Thursday, September 19, 2013

Monday, September 9, 2013

How to shape ravioli


YouTube Link: Shaping Ravioli
More Videos: Helen's Kitchen Channel

Dough
  • Making and Kneading Dough Video -- note that this video demonstrates a water based dough.  The procedure for egg based dough is the same, but you'll need the ingredients from the above link.
  • Rolling out the Dough Video -- for filled pasta, you need to roll to the 6th setting on your pasta machine.
Filling
The filling I am using in the video is leeks and ricotta, but you are welcome to improvise.  Here are a few tips on creating a good filling:
  • Use cooked ingredients
  • Cook the filling completely before using (otherwise the steam will get trapped in the ravioli and the dough will get soggy)
  • Taste the filling before using and adjust salt and acidity.  Filling should be very flavorful.
  • Filling should be thick and dense.  Soupy purees don't work for pasta fillings.
Leek Ricotta Filling 
2 cups whole-milk ricotta (Calabro is a good brand) 
1 large leek, white and pale green parts only
2 Tbsp butter 
Olive oil as needed
Salt and pepper to taste 

Find a 10-12 inch cast iron skillet to use as a weight.

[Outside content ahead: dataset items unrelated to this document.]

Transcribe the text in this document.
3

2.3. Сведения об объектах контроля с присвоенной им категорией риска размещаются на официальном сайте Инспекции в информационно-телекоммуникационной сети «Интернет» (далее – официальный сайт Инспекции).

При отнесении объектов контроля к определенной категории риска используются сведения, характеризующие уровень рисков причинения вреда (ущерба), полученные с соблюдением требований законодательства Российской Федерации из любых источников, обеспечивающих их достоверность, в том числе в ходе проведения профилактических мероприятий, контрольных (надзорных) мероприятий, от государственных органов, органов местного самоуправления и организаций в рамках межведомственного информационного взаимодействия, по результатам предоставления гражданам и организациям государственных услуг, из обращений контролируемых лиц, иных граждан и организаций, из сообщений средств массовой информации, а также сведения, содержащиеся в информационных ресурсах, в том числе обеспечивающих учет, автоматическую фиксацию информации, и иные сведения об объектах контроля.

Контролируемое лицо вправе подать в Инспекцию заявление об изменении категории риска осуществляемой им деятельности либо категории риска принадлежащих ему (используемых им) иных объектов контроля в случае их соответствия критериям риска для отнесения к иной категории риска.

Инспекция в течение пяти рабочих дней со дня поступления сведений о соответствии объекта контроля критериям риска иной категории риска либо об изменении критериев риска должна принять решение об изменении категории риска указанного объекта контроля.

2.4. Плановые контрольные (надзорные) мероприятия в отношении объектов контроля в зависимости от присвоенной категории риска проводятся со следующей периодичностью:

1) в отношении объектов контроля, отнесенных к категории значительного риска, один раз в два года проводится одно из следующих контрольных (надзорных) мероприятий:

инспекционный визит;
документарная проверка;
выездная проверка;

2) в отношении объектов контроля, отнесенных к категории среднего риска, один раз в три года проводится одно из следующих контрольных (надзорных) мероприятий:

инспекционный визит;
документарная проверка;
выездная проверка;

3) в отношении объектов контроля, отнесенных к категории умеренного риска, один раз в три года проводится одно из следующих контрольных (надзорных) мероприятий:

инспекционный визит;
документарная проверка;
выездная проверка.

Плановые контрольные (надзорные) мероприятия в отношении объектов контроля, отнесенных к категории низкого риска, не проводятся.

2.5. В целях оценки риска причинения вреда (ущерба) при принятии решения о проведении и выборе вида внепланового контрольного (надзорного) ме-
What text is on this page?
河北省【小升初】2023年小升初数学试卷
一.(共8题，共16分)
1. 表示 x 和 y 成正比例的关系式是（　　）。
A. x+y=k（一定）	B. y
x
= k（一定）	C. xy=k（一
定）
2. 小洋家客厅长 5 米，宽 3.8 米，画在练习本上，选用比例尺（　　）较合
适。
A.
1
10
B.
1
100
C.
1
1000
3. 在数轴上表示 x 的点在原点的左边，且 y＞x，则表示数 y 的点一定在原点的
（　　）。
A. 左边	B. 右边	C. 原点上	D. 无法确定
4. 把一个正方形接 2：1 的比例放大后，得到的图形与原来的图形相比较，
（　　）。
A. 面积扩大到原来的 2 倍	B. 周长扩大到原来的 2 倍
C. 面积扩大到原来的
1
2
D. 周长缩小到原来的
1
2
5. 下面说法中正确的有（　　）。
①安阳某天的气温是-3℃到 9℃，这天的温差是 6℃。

If none is available, stack a few Calculus books and place into a plastic shopping bag so that you don’t mess them up. Place a triple layer of paper towels on a rimmed baking sheet (12x17 of whatever size will fit a square piece of paper towel). Spread ricotta on paper towels into a shape that is slightly smaller than your cast iron skillet (or books). Cover with a triple layer of paper towels and a piece of plastic wrap or foil. Place the weight on top and let sit at room temperature for 1 hour.

Cut the leeks in half lengthwise, rinse the grit between the layers. Cut crosswise into 1/4 inch wide slices. Place in a bowl of cold water, agitate with your hands, and let sit for a minute to allow sand to settle. Carefully remove with a slotted spoon without disturbing the sand on the bottom. Melt butter in a 10 inch skillet over medium heat. Add leeks and a generous pinch of salt. Cook stirring occasionally until tender and all the liquid evaporates. It's ok for the leeks to get golden, but not brown.  Add olive oil as necessary to keep them well lubricated.  Take off heat and cool. Combine with ricotta, season to taste with salt and pepper.  Chill for at least 2 hours and up to 3 days before using.

Herb Cream Sauce
Put 1/2 cup heavy cream into a 2 cup pyrex measuring cup.  Add 2 Tbsp finely chopped fresh herbs (any combination of chives, basil, parsley, mint).  Puree with an immersion blender until cream foams up and gets thick (it should feel like slightly over-whipped cream).  Season to taste with salt and lemon juice.  Can be made a few hours ahead and stored chilled.